Reconstruire, renouveler, rebâtir: la traversée du désert s'annonce longue et ardue pour le Parti libéral du Canada, qui se remet difficilement de la défaite historique qu'il a subie au scrutin du 2 mai.



Dans une ambiance lourde et émotive, les députés libéraux réélus et déchus se sont rencontrés hier matin, à Ottawa, pour leur premier bilan.

Sous la direction de Michael Ignatieff, le Parti libéral (PLC) n'a réussi à conserver que 34 des 77 sièges qu'il avait remportés en 2008.

Le chef, qui a lui-même été battu dans sa circonscription, a démissionné le lendemain des élections. «Il y a un grand avenir pour le parti», a dit M. Ignatieff hier à son arrivée à la réunion, sans s'arrêter pour s'adresser aux médias. Quelques heures plus tard, il a souligné sa «gratitude» envers la population avant de quitter le parlement pour la dernière fois.

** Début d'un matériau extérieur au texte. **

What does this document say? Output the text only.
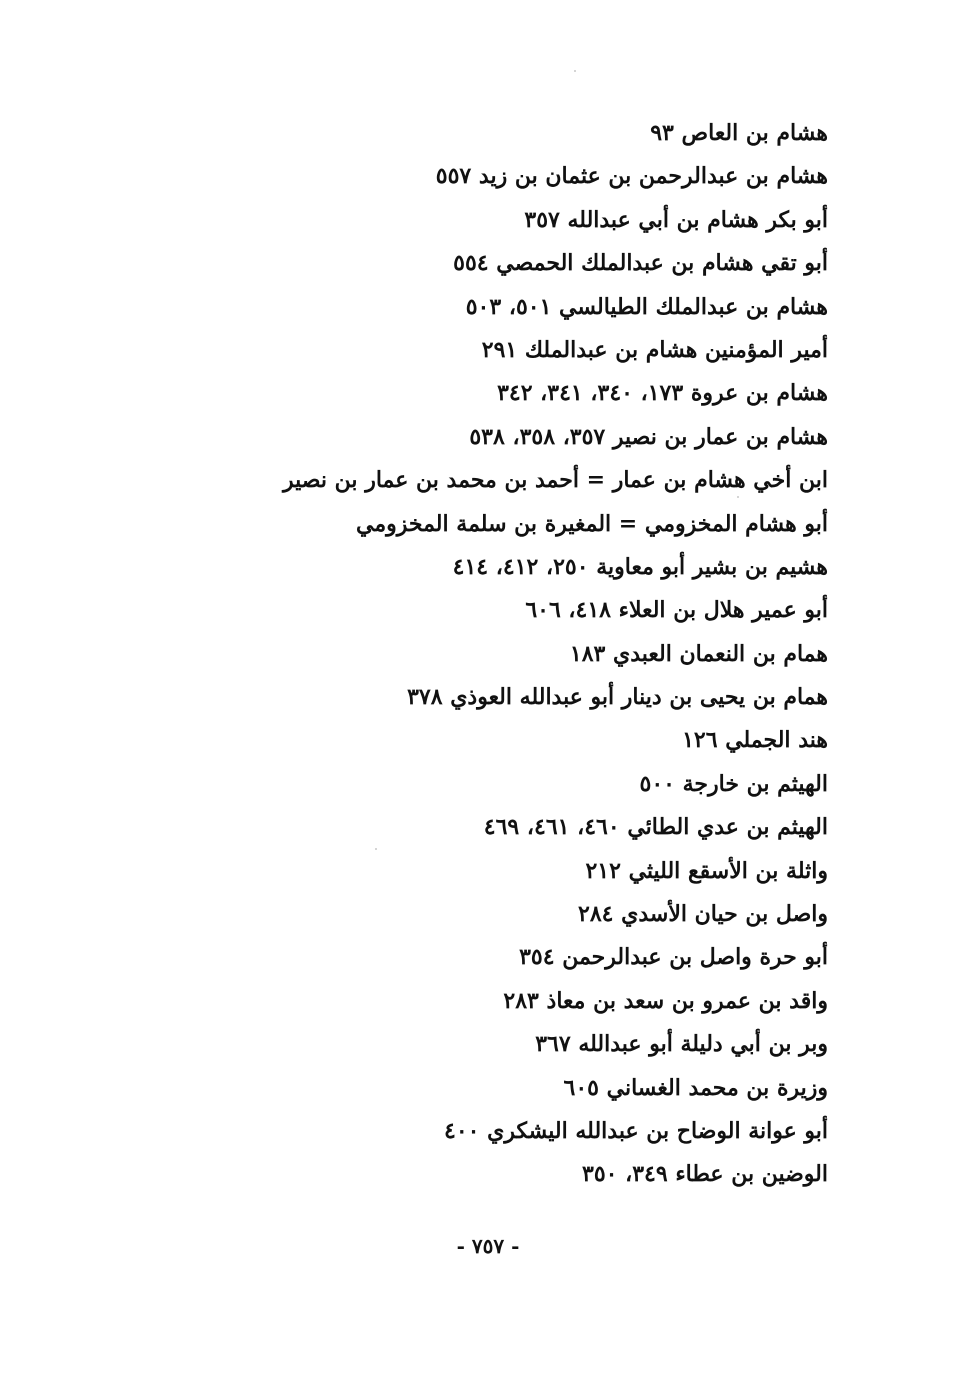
هشام بن العاص ٩٣
هشام بن عبدالرحمن بن عثمان بن زيد ٥٥٧
أبو بكر هشام بن أبي عبدالله ٣٥٧
أبو تقي هشام بن عبدالملك الحمصي ٥٥٤
هشام بن عبدالملك الطيالسي ٥٠١، ٥٠٣
أمير المؤمنين هشام بن عبدالملك ٢٩١
هشام بن عروة ١٧٣، ٣٤٠، ٣٤١، ٣٤٢
هشام بن عمار بن نصير ٣٥٧، ٣٥٨، ٥٣٨
ابن أخي هشام بن عمار = أحمد بن محمد بن عمار بن نصير
أبو هشام المخزومي = المغيرة بن سلمة المخزومي
هشيم بن بشير أبو معاوية ٢٥٠، ٤١٢، ٤١٤
أبو عمير هلال بن العلاء ٤١٨، ٦٠٦
همام بن النعمان العبدي ١٨٣
همام بن يحيى بن دينار أبو عبدالله العوذي ٣٧٨
هند الجملي ١٢٦
الهيثم بن خارجة ٥٠٠
الهيثم بن عدي الطائي ٤٦٠، ٤٦١، ٤٦٩
واثلة بن الأسقع الليثي ٢١٢
واصل بن حيان الأسدي ٢٨٤
أبو حرة واصل بن عبدالرحمن ٣٥٤
واقد بن عمرو بن سعد بن معاذ ٢٨٣
وبر بن أبي دليلة أبو عبدالله ٣٦٧
وزيرة بن محمد الغساني ٦٠٥
أبو عوانة الوضاح بن عبدالله اليشكري ٤٠٠
الوضين بن عطاء ٣٤٩، ٣٥٠
- ٧٥٧ -
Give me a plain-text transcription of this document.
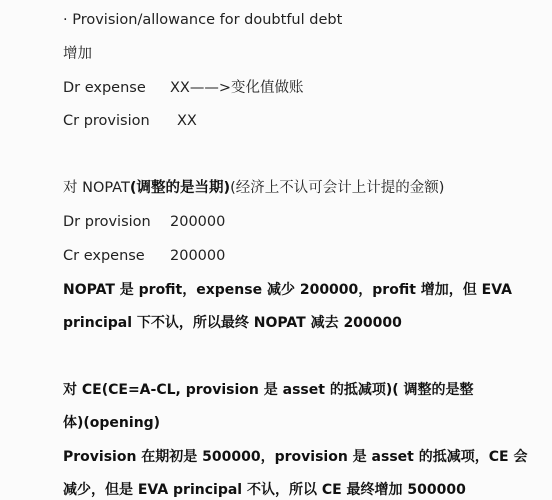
· Provision/allowance for doubtful debt
增加
Dr expense XX——>变化值做账
Cr provision XX
对 NOPAT(调整的是当期)(经济上不认可会计上计提的金额)
Dr provision 200000
Cr expense 200000
NOPAT 是 profit，expense 减少 200000，profit 增加，但 EVA
principal 下不认，所以最终 NOPAT 减去 200000
对 CE(CE=A-CL, provision 是 asset 的抵减项)( 调整的是整
体)(opening)
Provision 在期初是 500000，provision 是 asset 的抵减项，CE 会
减少，但是 EVA principal 不认，所以 CE 最终增加 500000
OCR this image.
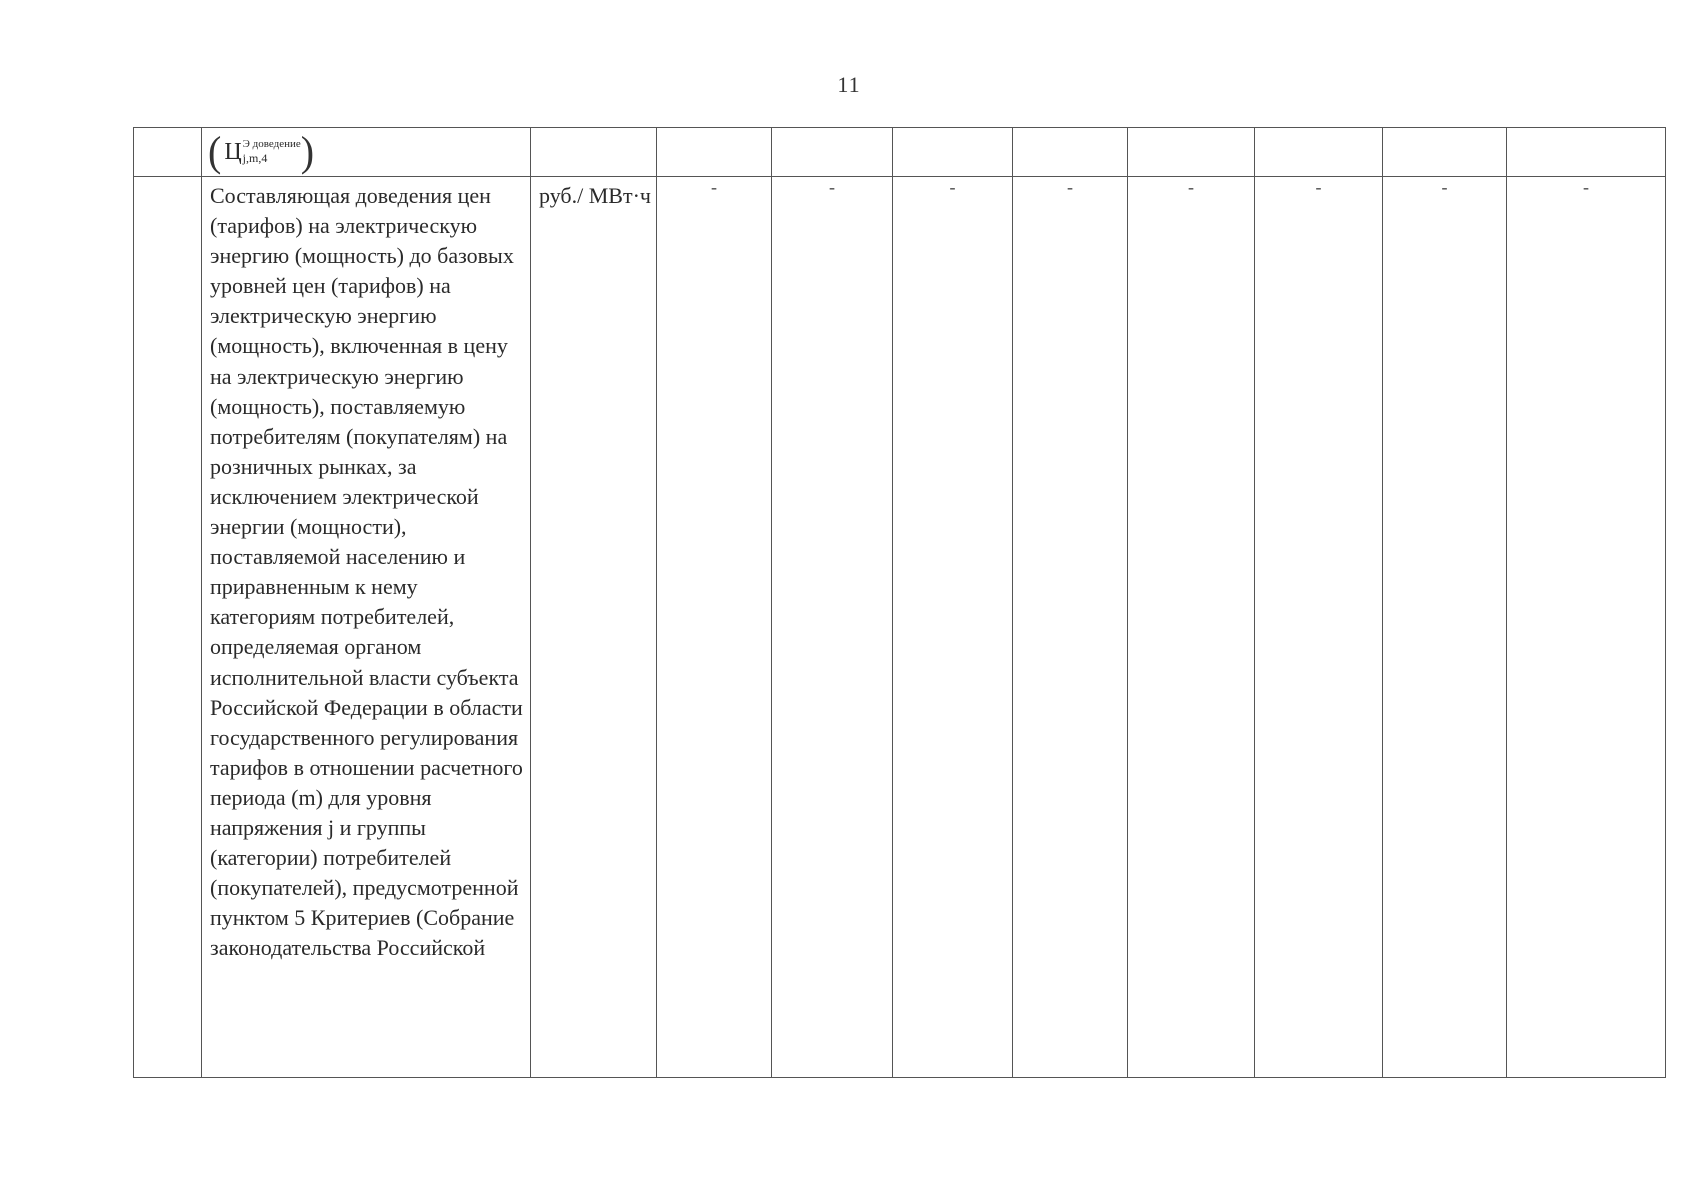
11

	( Ц Э доведение
j,m,4 )									

	Составляющая доведения цен (тарифов) на электрическую энергию (мощность) до базовых уровней цен (тарифов) на электрическую энергию (мощность), включенная в цену на электрическую энергию (мощность), поставляемую потребителям (покупателям) на розничных рынках, за исключением электрической энергии (мощности), поставляемой населению и приравненным к нему категориям потребителей, определяемая органом исполнительной власти субъекта Российской Федерации в области государственного регулирования тарифов в отношении расчетного периода (m) для уровня напряжения j и группы (категории) потребителей (покупателей), предусмотренной пунктом 5 Критериев (Собрание законодательства Российской	руб./ МВт·ч	-	-	-	-	-	-	-	-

La mine longue, les candidats déchus, tout comme les députés réélus, ont dit vouloir travailler à la reconstruction de la formation, autrefois considérée comme le parti «habitué au pouvoir».

«On a mangé une volée. Il faut reconstruire de la base, a dit Pablo Rodriguez, qui a perdu son siège dans Honoré-Mercier. Il y a énormément de questions à se poser sur le parti, sa structure, son positionnement politique, sur tout.»

Figure montante du Parti libéral, Mark Holland, qui a échoué à se faire réélire, a promis de continuer à militer, voire de se présenter de nouveau dans quatre ans.

«Nous avons beaucoup de travail à faire. Ça va être intéressant de voir ce que nous, de l'extérieur, on peut faire», a renchéri, la gorge nouée, l'ex-candidate à la direction en 2006, Martha Hall Finlay, elle aussi battue.

Si tous concèdent qu'il y a beaucoup de travail à faire, la façon de procéder ne fait pas l'unanimité. Les règles énoncées par le conseil national du parti pour nommer un chef intérimaire n'ont pas réjoui tout le monde.

Intérim

Selon ces critères, le successeur temporaire de Michael Ignatieff devra être bilingue, renoncer à se porter candidat à la direction et s'abstenir de discuter d'une éventuelle fusion avec le NPD. «On dirait que le parti cherche à dicter au caucus ce qu'il doit faire», a dénoncé Carolyn Bennett, qui a été réélue.

Certains libéraux, selon elle, commencent même à réclamer le départ du président du parti, Alfred Apps, jugeant que Michael Ignatieff ne devrait pas assumer seul la responsabilité de la déconfiture électorale.

En fin de journée, M. Apps a tenu à expliquer que l'établissement de règles pour la nomination d'un chef intérimaire était conforme à la constitution du parti.

Les députés réélus, qui se sont rencontrés en après-midi, ne se sont d'ailleurs pas entendus quant aux modalités de la succession, estimant qu'ils «ont le temps» de bien faire le travail.

Pour le coloré Denis Coderre, réélu dans Bourassa, les querelles intestines ont assez duré. «Ceux qui ont de l'ambition, qu'ils mettent leur ambition au niveau du parti pour l'instant», a-t-il dit. Il n'exclut pas de se porter candidat dans deux ans, à la prochaine course à la direction.

Entre-temps, son choix pour assurer l'intérim est clair: l'ancien candidat à la direction, Bob Rae. Le principal intéressé, que plusieurs voient à la tête du parti à court ou à long terme, a dit vouloir prendre le temps d'écouter ses collègues avant de prendre une décision.

«Il n'y a pas de messie. Il y a tout un travail à faire pour renouveler le parti. Ce sera une tâche difficile, importante, mais pas impossible», a conclu M. Rae.